Les 250 000 habitants restant à Alep sont en train de vivre un véritable cauchemar. Alors qu’une trêve tenait vaille que vaille depuis huit semaines, l’armée syrienne a lancé depuis vendredi des raids meurtriers sur les quartiers tenus par les rebelles, ce qui serait le prélude à une offensive pour reprendre la totalité de la deuxième ville de Syrie, selon le journal progouvernemental de Damas, al-Watan.

Ces raids intenses ont débuté un jour après le départ de Genève du Haut comité des négociations (HCN). Le principal groupe d’opposition a quitté la table des négociations pour protester notamment contre le non-respect de la trêve par l’armée syrienne.

"Aucun quartier n’est épargné"

Depuis, tout Alep est sous le feu. Les roquettes rebelles tombent sur la zone tenue par les soldats gouvernementaux tandis que l’aviation syrienne frappe des immeubles qui tombent comme des châteaux de cartes. "Aucun quartier n’est épargné", indique Valter Gros, le responsable du CICR à Alep. "Où que l’on soit, on entend des explosions de mortiers, des bombardements et des avions qui survolent la ville." Un commerçant de la ville interrogé par l’AFP depuis Beyrouth s’exclame : "Les bombardements et les tirs de ro quettes ne s’arrêtent jamais. C’est comme si on était en pleine guerre mondiale."

Alep était avant la guerre une cité prisée des touristes et un poumon économique du pays. Elle abritait près d’1,7 million d’habitants. Aujourd’hui, certains quartiers sont un champ de ruines.

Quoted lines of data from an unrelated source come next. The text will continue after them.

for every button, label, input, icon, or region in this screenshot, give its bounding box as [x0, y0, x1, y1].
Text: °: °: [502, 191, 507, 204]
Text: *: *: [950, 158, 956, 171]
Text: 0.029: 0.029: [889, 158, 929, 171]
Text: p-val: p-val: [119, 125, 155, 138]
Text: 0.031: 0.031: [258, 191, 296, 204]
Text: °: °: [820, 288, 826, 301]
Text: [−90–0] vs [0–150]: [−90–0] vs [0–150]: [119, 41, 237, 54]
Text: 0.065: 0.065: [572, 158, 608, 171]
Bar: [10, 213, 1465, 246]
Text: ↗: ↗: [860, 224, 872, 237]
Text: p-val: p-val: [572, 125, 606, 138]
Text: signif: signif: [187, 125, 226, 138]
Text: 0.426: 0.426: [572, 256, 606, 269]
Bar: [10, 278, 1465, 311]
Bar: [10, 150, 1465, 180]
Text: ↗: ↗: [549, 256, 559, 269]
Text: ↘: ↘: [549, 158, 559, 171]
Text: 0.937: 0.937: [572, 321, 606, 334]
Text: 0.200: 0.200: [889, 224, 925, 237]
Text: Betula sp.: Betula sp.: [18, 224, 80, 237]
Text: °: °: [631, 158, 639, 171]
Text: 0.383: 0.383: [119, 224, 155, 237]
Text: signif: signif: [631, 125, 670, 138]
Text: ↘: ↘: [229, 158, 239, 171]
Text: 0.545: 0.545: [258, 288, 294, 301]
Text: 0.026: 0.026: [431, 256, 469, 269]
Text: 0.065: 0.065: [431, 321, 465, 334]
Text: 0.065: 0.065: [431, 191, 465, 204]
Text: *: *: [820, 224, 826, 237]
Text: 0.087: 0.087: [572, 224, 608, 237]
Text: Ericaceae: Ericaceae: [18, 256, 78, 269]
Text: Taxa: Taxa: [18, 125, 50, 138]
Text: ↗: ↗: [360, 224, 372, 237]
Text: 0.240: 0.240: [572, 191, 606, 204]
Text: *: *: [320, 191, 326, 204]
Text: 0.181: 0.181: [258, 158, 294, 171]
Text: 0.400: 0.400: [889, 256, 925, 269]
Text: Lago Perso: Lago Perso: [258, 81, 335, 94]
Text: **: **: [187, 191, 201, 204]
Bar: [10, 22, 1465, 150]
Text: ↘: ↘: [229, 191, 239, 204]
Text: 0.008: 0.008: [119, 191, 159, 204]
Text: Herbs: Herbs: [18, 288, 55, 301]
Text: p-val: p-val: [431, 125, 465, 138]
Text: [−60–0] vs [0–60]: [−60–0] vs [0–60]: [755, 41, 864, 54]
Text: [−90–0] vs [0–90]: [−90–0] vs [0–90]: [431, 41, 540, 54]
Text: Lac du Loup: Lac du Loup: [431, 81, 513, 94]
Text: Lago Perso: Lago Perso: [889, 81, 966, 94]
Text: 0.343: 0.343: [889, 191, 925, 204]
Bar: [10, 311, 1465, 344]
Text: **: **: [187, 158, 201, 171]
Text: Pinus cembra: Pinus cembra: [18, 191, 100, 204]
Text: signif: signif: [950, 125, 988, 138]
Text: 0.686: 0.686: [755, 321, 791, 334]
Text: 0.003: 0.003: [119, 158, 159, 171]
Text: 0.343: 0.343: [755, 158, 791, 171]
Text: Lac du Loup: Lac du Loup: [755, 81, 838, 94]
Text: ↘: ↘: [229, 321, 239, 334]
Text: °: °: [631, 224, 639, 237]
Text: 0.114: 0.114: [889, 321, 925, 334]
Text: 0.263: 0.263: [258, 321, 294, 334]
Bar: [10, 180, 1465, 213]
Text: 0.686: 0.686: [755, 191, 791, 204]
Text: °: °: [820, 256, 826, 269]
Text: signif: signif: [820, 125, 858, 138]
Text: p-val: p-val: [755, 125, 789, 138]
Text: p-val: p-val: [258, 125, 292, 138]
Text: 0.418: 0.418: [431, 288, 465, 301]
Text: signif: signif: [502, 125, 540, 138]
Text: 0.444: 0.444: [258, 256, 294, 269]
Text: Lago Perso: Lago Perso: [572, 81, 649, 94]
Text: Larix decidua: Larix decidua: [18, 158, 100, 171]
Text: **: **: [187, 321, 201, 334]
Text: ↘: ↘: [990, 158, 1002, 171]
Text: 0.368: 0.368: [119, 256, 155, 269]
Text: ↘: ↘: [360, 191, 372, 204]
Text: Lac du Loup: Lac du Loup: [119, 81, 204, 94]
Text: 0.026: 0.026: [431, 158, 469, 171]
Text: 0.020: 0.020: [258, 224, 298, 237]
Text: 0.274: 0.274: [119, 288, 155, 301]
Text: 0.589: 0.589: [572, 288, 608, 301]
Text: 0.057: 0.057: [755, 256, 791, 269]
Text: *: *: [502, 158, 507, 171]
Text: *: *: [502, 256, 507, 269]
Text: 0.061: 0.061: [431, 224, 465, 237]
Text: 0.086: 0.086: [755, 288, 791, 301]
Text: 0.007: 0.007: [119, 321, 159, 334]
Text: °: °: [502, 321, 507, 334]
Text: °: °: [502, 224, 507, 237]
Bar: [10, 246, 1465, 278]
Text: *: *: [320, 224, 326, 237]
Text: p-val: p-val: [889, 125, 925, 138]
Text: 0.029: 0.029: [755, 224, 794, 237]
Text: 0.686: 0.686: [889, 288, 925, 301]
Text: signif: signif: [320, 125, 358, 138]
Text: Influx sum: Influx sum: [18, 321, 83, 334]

Un hôpital soutenu par MSF détruit

Des tirs de mortier ont fait au moins 14 morts dans la zone gouvernementale tandis qu’une frappe aérienne a totalement détruit, dans la nuit de mercredi à jeudi, l’hôpital Al-Qods qui était soutenu par MSF et la Croix-Rouge internationale.

"Au moins 14 personnes", dont deux docteurs, ont été tuées dans cette frappe selon MSF. Le dernier pédiatre des quartiers rebelles figure parmi les victimes, selon plusieurs sources.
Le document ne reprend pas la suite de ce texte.